Sources of Auroral Precipitation: Balance, Impacts & Drivers

Abstract

Auroral precipitation in Earth's polar regions is a product of the solar wind's interaction with Earth’s intrinsic magnetic field. This interaction produces a myriad of large-scale magnetospheric current systems, many of which flow through the polar regions of Earth's ionosphere. Since the ionosphere regulates the circulation of these currents, the aurora's enhancement of the ionospheric conductance becomes a crucial factor for predictive investigations of the magnetosphere - ionosphere coupling during space weather events. While several investigations have attempted to estimate it, the exact factors determining the conductance remain unclear. This impedes both our understanding of the magnetosphere-ionosphere system during space weather events, and predictive capabilities of ground induced currents which pose a serious threat to man-made technology.

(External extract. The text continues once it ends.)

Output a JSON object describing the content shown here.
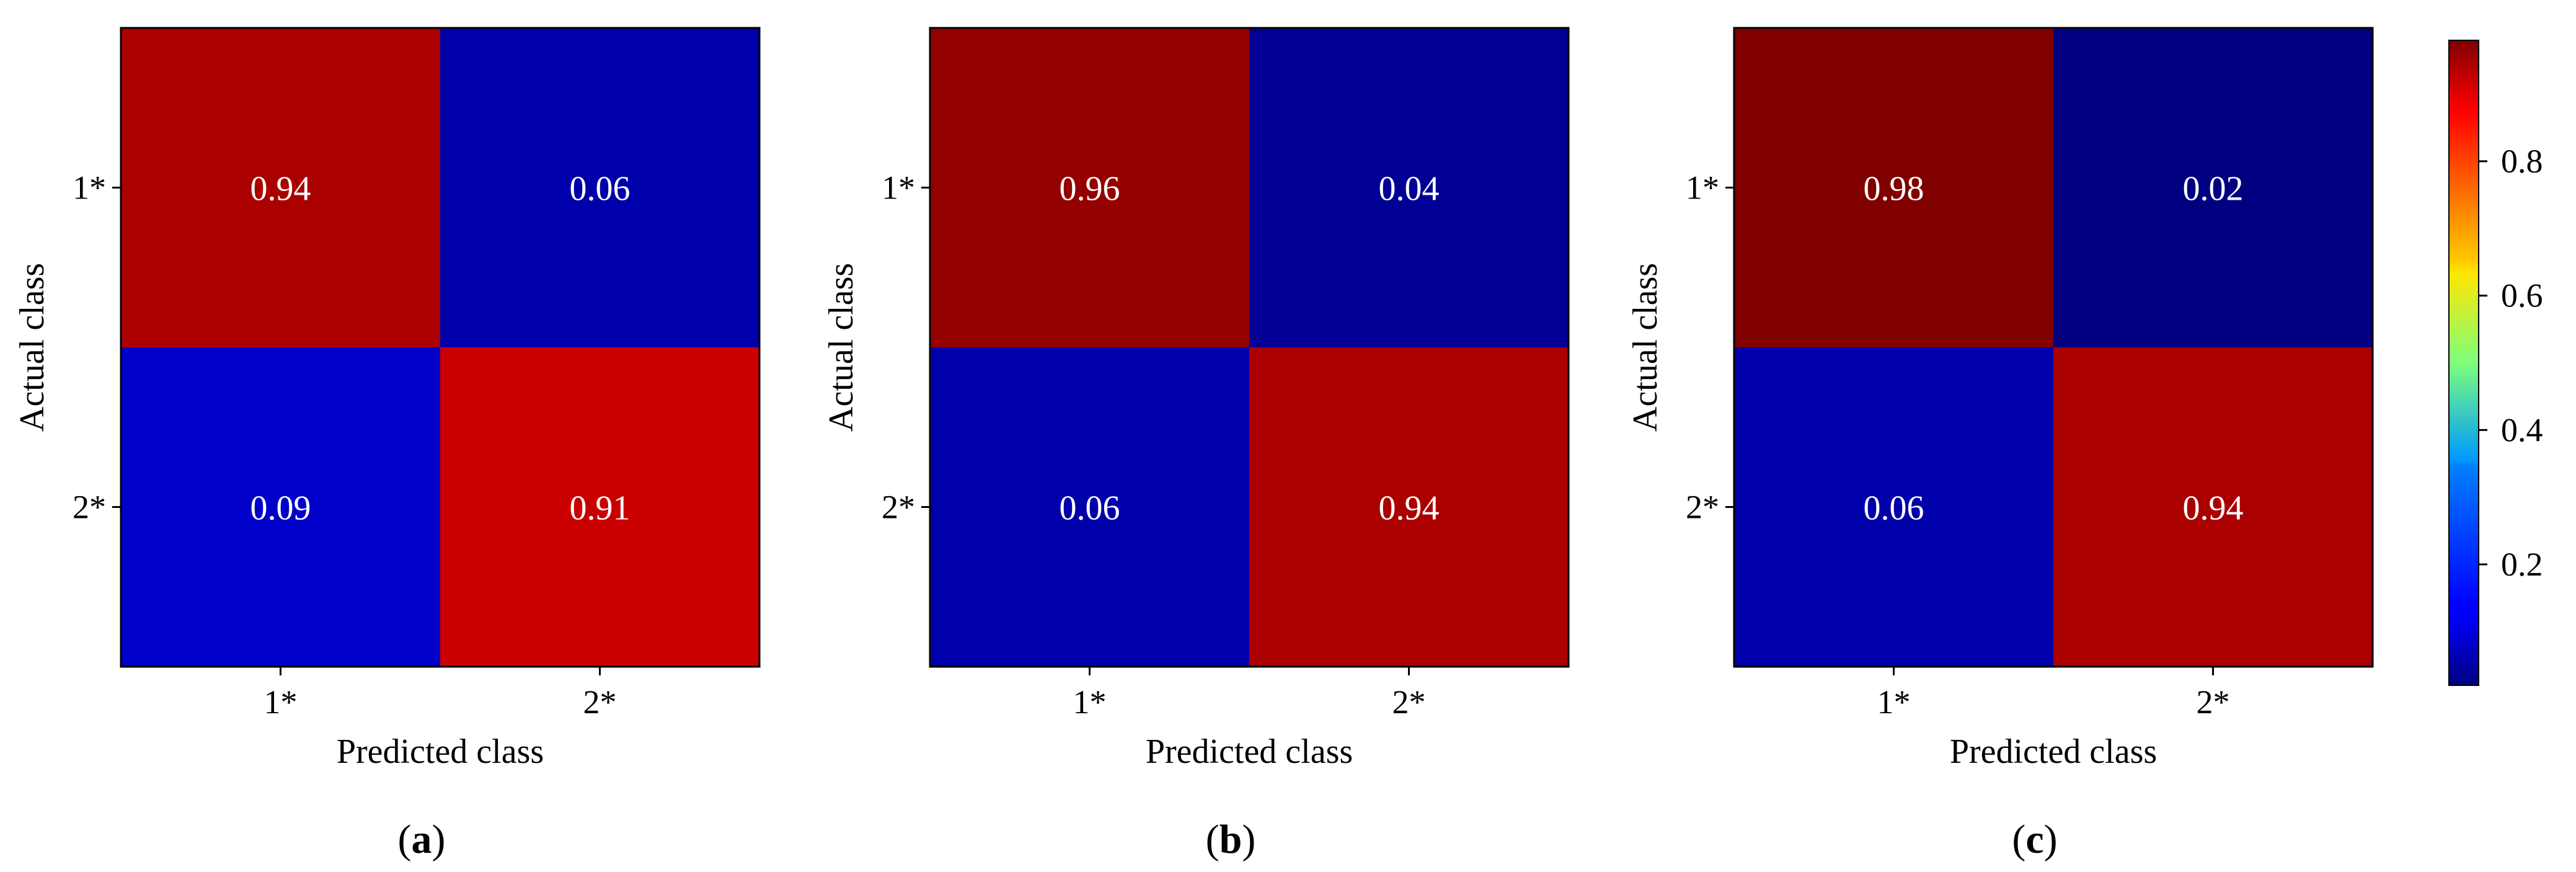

Global magnetohydrodynamic (MHD) modeling is a powerful and well-established tool for investigating and predicting the magnetosphere-solar wind interaction. Within these modeling environments, two dedicated models have been developed that estimate auroral precipitation using MHD variables mapped to the ionospheric altitude. Using this modeling ensemble, this thesis addresses the following fundamental questions: (1) What is the individual contribution of each source of precipitation to the total energy deposition in the ionosphere? (2) How does auroral energy deposition affect the electrodynamic functions of the ionosphere and the feedback to the magnetosphere? (3) How do the drivers of ionospheric electrodynamics impact ground-based space weather activity? (4) How does obliquity and dipole field strength impact the shape and strength of the aurora?

The thesis addresses the aforementioned questions by employing the novel modeling approach coupled with suitable ionospheric and inner magnetospheric models. The results were verified through systematic numerical experiments followed by extensive data-model validation studies. Depending on their strengths and location, diverse sources of auroral precipitation were found to impact the total auroral energy flux and ionospheric conductance differently. Diffuse sources formed the largest share of auroral precipitation, contributing to a median 78% of the total energy flux. Discrete sources of precipitation were found to be particularly perceptible to driving conditions, and impacted ionospheric electrodynamics more strongly. The model's enhanced prediction of auroral conductance resulted in greater improvements in space weather prediction. Simulations of the auroral system during a geomagnetic excursion showed that the aurora expands with decreasing magnetic field strength, and rapidly wanders with variations in obliquity. This thesis aims at gaining a significantly improved understanding drivers of auroral precipitation and their interaction with the magnetosphere through a physics-based numerical model which can serve as a predictive tool in space weather operations and planetary simulations.